15 June 2017, The Tablet

News Briefing: From Britain and Ireland



Professor Alexis Jay (above), Chair of the Independent Inquiry into Child Sexual Abuse (IICSA), has announced a delay in examining allegations relating to St Benedict’s independent school in Ealing, west London, but said they will be heard at a later stage. This is because of an imminent criminal trial of a former teacher. Three prominent Benedictine boarding schools – Ampleforth, Downside and Worth – are expected to be examined as a case study for the investigation of child sex abuse in the Catholic Church at a 15-day hearing starting in November. There will be a second case study into the Archdiocese of Birmingham. The inquiry into the Catholic Church in England and Wales is one of 13 strands that the IICSA is committed to examining.

“Difference does not mean division unless we choose to make it so,” the Dean of Southwark told his congregation on Sunday, the first day the cathedral opened since the terrorist attack on London Bridge and Borough Market on 3 June, in which eight people died. The Very Revd Andrew Nunn said the attack had been a “living nightmare” and he urged those people present to “make difference a blessing and an enrichment to our community.” It was important to remember, he added, that “God was not absent on that Saturday night; God is never absent.” Southwark Cathedral, situated next to the Market, was sealed off minutes after the attack as police searched for those responsible.
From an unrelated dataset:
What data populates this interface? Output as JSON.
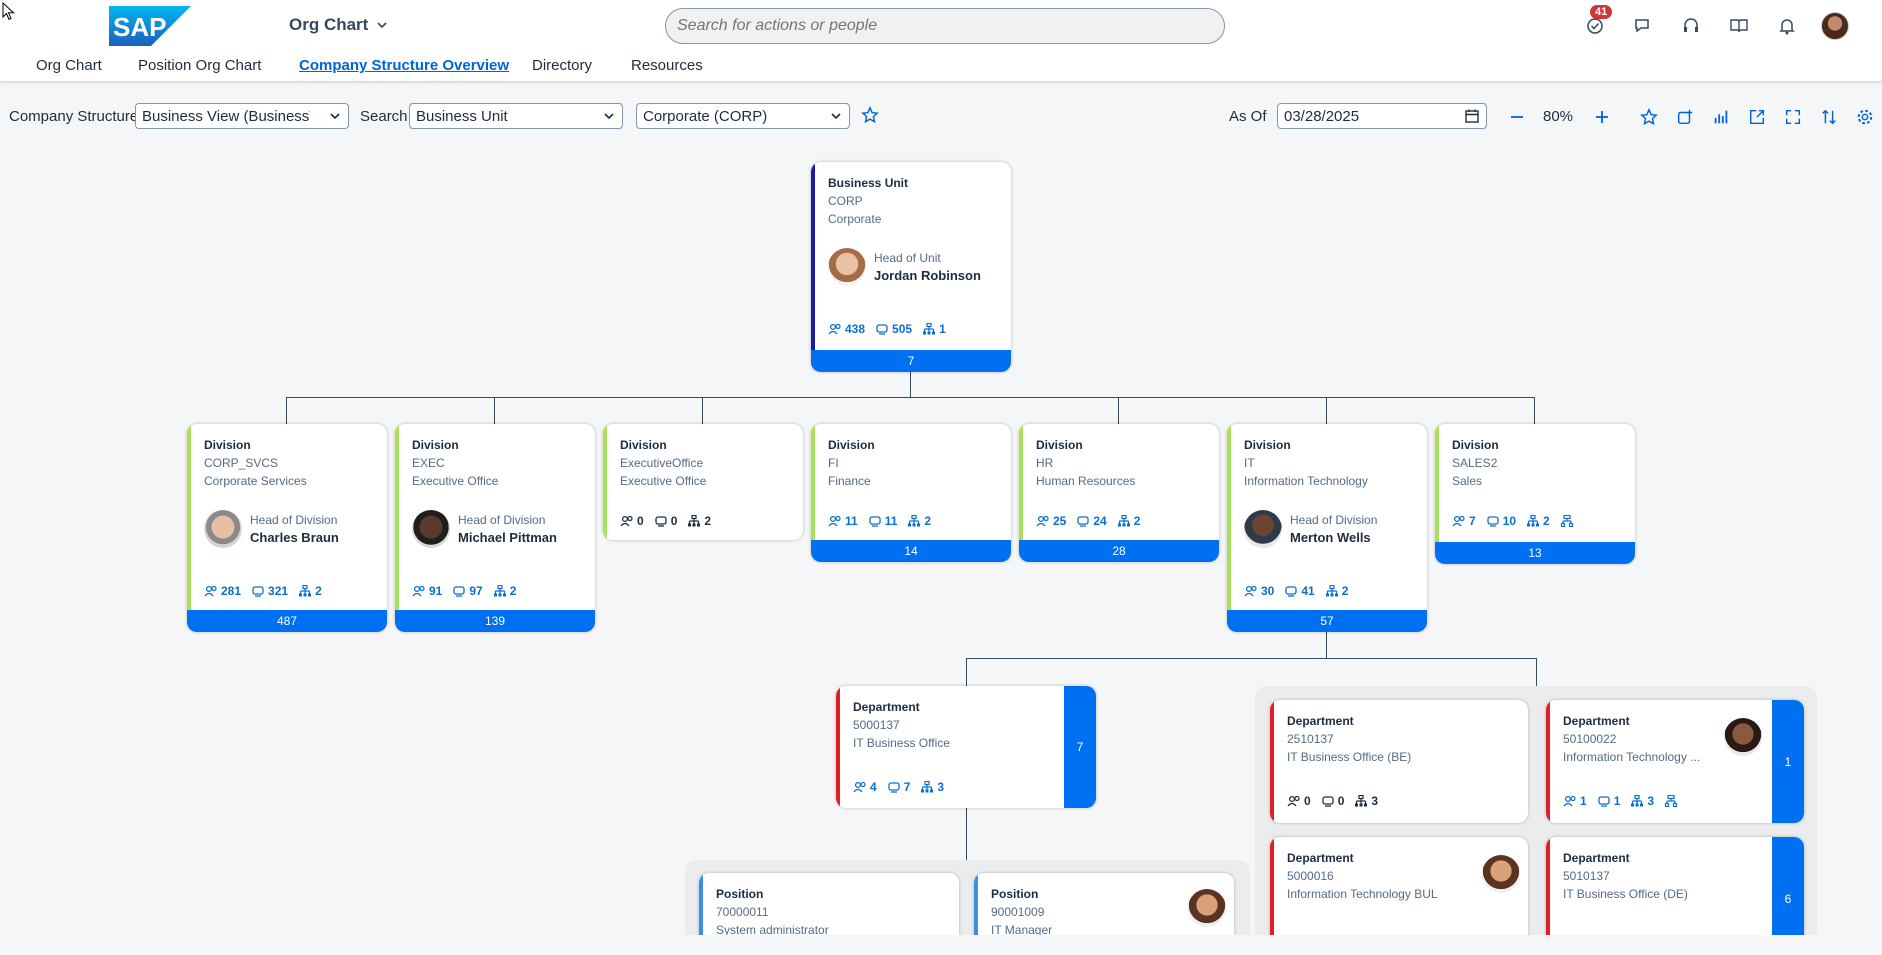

Sunday’s service began by paying tribute to the emergency services and local community.

The bells of York Minster will ring out again following the appointment of a new head bell-ringer, eight months after the cathedral sacked its entire team of volunteer bell-ringers amid  “safeguarding issues”.

Angela Mitchell, a head-teacher and member of the former team, has been named the new Head of Bell Tower. She said she applied for the job to ensure the Minster’s “magnificent bells ring out again each Sunday and for other key occasions.” The part-time post comes with a salary of £7,000 and the duties include recruiting a new band of volunteer campanologists, many of whom belonged to the old team. It is hoped they will be in place by the autumn, almost a year after the dismissal.

Unpaid carers ‘undervalued’
The majority of people in the UK say that unpaid carers are not sufficiently valued by society, according to a survey conducted on behalf of eight major charities and published for Carers Week. The YouGov poll found the numbers increased from seven to eight out of every 10 people among people with their own experiences of caring. More than 6.5 million people in the UK provide unpaid care for an older, disabled or seriously ill person at an estimated cost of £132 billion a year.

Tributes paid to charity founder
Ireland’s President, Michael D. Higgins, and rock star Bono led a host of high-profile tributes to the late Spiritan (Holy Ghost) priest Fr Jack Finucane (pictured above in 1989) who died last week in Dublin.

Fr Jack played a leading role in one of the country’s largest aid agencies, Concern. Working with his late brother, Fr Aengus, they received worldwide recognition for their famine relief efforts in the 1960s when they shipped food to Biafra in the 1967-1970 Nigerian civil war. In 1985, he escorted the U2 frontman and his wife Ali to Ethiopia during the famine there, in which almost one million people died.  

In 1968, Fr Jack and Fr Aengus, also a Spiritan missionary, along with Fr Raymond Kennedy and John and Kay O’Loughlin Kennedy, founded Africa Concern, which later became the aid agency, Concern. The international humanitarian organisation now has more than 3,000 staff working around the world.

After ordination in 1963, Fr Finucane was sent to Biafra, which was later engulfed by famine. Concern was founded in response to the famine, with Fr Jack at the centre of the distribution of the relief goods flown into Biafra by Concern and other organisations.

In his tribute, Bishop Brendan Leahy of Limerick, Fr Jack’s native city, said the priest would “forever be a symbol of selflessness, caring and hope”. He had left “an inspirational legacy, on a par with the great humanitarians of our nation”, the bishop added.